Sure, the bushings that keep your suspension in place probably taste like even oilier, grimier versions of the bumperettes if you pluck them out from underneath your car, but even those still look more appetizing than turkey, which tastes about like foot funk in bird form.
I mean, I’m deeply surprised that Haribo Stabilisatorlager aren’t some kind of weird, German-market-only thing, anyway. We’ve got little airplanes, animals, cars, and all manner of random shapes available in gummy candy form. Step up your game, candy companies. Make gummy suspension bushings.
Since gummy bushings don’t exist, you’ll sadly have to pick up the real automotive version to gnaw on all night. It could be worse! I mean, at least it’s not that gross cranberry garbage that still looks like the can it came out of.
Candy-Colored Engine Fittings
When Porsche showed off its 919 LMP1 engine, its myriad red, purple and blue bits sort of stole the show. Who needs that candy dish on Grandpa’s table when a Le Mans-winning engine appears to have the same little strawberry hard candies all over it?
These probably taste like metal instead of like Jolly Ranchers, but my point is, they look like they should taste good. Really good. Sweet and fruity kind of good.
Weird Mushroom-Shaped Shifters
Mushrooms are fungus and I’ve never been able to get over their texture, but somehow, when Thanksgiving dinner looms over the calendar like an albatross of suck, the weird mushroom-shaped shifters like the one in this 2014 Mercedes-Benz start to look appetizing.

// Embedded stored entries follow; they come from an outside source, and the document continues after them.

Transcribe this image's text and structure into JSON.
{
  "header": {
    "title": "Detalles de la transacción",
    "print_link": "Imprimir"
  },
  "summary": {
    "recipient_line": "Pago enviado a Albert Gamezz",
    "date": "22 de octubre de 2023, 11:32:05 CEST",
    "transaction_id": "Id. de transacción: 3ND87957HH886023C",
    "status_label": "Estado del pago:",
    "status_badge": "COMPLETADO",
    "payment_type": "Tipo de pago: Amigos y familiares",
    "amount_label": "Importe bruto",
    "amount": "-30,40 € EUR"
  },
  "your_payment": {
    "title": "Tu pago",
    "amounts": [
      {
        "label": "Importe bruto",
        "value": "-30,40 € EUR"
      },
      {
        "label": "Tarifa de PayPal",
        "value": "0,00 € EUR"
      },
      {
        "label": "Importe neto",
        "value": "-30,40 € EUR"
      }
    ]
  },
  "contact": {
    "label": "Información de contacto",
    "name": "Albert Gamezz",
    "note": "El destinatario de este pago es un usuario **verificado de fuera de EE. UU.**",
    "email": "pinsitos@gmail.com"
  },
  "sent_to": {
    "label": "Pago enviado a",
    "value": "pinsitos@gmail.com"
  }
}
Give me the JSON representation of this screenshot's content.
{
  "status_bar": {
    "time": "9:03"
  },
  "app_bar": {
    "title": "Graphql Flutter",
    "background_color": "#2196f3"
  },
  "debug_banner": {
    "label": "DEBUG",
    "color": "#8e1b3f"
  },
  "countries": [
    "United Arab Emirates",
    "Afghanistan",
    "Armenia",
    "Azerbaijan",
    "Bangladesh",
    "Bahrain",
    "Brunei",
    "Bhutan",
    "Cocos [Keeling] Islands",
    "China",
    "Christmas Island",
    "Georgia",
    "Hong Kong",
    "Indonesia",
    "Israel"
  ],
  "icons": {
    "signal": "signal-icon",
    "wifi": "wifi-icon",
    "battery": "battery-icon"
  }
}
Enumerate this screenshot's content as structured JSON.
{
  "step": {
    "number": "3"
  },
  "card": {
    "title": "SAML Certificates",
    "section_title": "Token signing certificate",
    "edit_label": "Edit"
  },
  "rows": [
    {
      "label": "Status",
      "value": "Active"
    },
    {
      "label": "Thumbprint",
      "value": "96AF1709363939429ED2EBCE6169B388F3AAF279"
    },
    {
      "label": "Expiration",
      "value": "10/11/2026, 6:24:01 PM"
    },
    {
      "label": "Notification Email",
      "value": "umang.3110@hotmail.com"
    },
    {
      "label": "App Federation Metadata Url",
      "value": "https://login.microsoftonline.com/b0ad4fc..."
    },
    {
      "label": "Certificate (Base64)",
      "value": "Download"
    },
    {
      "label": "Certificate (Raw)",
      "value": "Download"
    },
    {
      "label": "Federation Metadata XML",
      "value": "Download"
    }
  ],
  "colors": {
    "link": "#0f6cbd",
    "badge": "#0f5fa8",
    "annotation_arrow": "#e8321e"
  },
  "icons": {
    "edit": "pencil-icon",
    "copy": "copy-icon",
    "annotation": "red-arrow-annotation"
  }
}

“Eat me,” they say, taunting me with their weird-to-use shape. “It’s not like you enjoy using me to shift into drive anyway.”
You heard the shifter, speaking vicariously though the hungry voices in your head that start to speak up more when you run out of acceptable side dishes. You should eat it. I bet it even tastes better than a real mushroom, too.
Exhaust-Smoked Ribs
This is cheating a bit, but you can cook tastier food with your car if you’re not up to gnawing Oldsmobile armrests for sustenance. Manifold Destiny is an entire recipe book dedicated to cooking with the various heated surfaces of your car, for example. Rednecks have been sticking sausages in foil under their hoods for years. Just remember to wire it up so it doesn’t fall off before you can eat it.
My favorite solution, however, has always been to surround the hot exhaust of your car with a full-on barbecue smoker. The 24 Hours of Lemons car of Team Sensory Assault did this for a few races, and the ribs that came out of there were pretty legit. I live in Texas, so my bar for “legit” is higher than every Willie Nelson/Snoop Dogg collaboration ever recorded, and somehow, this exhaust smoker delivered.
If you have a long drive ahead or an endurance race, smoke some pork ribs. Pork ribs even make you sleepy like turkey except they actually taste good.
DISCLAIMER: Jalopnik does not recommend the eating of actual car parts. They may or may not be hazardous to your health.